Lorè Nicola Ivan, Iraqi Fuad A, Bragonzi Alessandra
Infection and Cystic Fibrosis Unit, Division of Immunology, Transplantation and Infectious Diseases, IRCCS - San Raffaele Scientific Institute, Milan, Italy.
Department of Clinical Microbiology and Immunology, Sackler Faculty of Medicine, Tel Aviv University, Ramat Aviv, 69978, Tel Aviv, Israel.
BMC Genet. 2015 Aug 28;16:106. doi: 10.1186/s12863-015-0260-6.
Pseudomonas aeruginosa is one of the top three causes of opportunistic infections in humans. Patients with a compromised immune system, due to immunosuppressive therapies or underlying diseases such as cancer, AIDS or the hereditary disease cystic fibrosis, are at risk of developing P. aeruginosa infection. However, clinical evidence indicates extremely variable outcomes of P. aeruginosa infections in individuals at risk, suggesting that host multi-complex genetic traits may influence the severity of this opportunistic infection. Here, we have used an innovative experimental model to dissect whether host genetic background, such as those found in the outbred population, could influence the risk of morbidity and mortality to P. aeruginosa pneumonia.
A highly genetically-diverse mouse resource population, Collaborative Cross (CC) mice, was infected with a clinical strain of P. aeruginosa and subsequently monitored for mortality, mean survival time, and morbidity, change in body weight for seven days post infection. Disease phenotypes ranged from complete resistance and recovery of body weight to lethal disease. Initial variables, including body weight, age and gender, have limited influence on P. aeruginosa outcome, emphasizing the role of host genetic background in defining the risk of morbidity and mortality. When broad-sense heritability of phenotypic traits was evaluated, it confirmed the influence of genetic profile rather than environmental factors among the CC lines during P. aeruginosa infection.

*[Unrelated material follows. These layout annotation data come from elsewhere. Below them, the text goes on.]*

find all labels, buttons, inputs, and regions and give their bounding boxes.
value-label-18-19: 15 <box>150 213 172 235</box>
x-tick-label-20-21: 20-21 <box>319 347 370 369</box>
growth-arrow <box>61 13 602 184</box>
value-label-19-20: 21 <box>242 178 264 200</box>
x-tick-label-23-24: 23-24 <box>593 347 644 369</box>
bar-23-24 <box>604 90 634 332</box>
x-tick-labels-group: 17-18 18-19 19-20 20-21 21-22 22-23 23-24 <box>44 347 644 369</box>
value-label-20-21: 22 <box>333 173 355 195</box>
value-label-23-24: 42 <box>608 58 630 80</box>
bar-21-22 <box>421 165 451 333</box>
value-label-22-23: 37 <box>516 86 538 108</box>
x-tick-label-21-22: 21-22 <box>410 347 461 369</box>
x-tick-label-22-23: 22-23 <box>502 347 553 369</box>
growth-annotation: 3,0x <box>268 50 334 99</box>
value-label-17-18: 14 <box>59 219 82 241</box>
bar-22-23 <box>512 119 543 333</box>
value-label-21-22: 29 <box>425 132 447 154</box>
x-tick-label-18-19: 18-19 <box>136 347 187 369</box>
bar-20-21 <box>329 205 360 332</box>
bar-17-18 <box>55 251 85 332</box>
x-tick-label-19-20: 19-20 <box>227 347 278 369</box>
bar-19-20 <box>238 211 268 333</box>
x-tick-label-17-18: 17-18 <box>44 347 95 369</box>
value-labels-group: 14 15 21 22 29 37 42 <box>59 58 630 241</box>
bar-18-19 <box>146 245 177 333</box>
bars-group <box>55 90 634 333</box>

This innovative model system can potentially reproduce the variables responses of disease severity observed in humans during P. aeruginosa pneumonia. Our results demonstrated that a widely-marked differential response to P. aeruginosa airway infection in term of morbidity and mortality, is mainly affected by host genetic factors, as multiple genetic loci or polymorphic variations.
铜绿假单胞菌是人类机会性感染的三大病因之一。由于免疫抑制疗法或潜在疾病(如癌症、艾滋病或遗传性疾病囊性纤维化)导致免疫系统受损的患者,有发生铜绿假单胞菌感染的风险。然而,临床证据表明,有风险的个体中铜绿假单胞菌感染的结果差异极大,这表明宿主的多复杂遗传特征可能会影响这种机会性感染的严重程度。在这里,我们使用了一种创新的实验模型来剖析宿主遗传背景(如在远交群体中发现的那些)是否会影响铜绿假单胞菌肺炎的发病和死亡风险。
一个高度遗传多样的小鼠资源群体——协作杂交(CC)小鼠,感染了一株临床分离的铜绿假单胞菌,随后监测其死亡率、平均存活时间和发病率,以及感染后七天的体重变化。疾病表型从完全抵抗和体重恢复到致命疾病不等。包括体重、年龄和性别在内的初始变量对铜绿假单胞菌感染结果的影响有限,这突出了宿主遗传背景在确定发病和死亡风险中的作用。当评估表型性状的广义遗传力时,证实了在铜绿假单胞菌感染期间CC品系中遗传图谱而非环境因素的影响。
这种创新的模型系统有可能重现人类在铜绿假单胞菌肺炎期间观察到的疾病严重程度的可变反应。我们的结果表明,在发病率和死亡率方面,对铜绿假单胞菌气道感染的广泛差异反应主要受宿主遗传因素影响,如多个基因位点或多态性变异。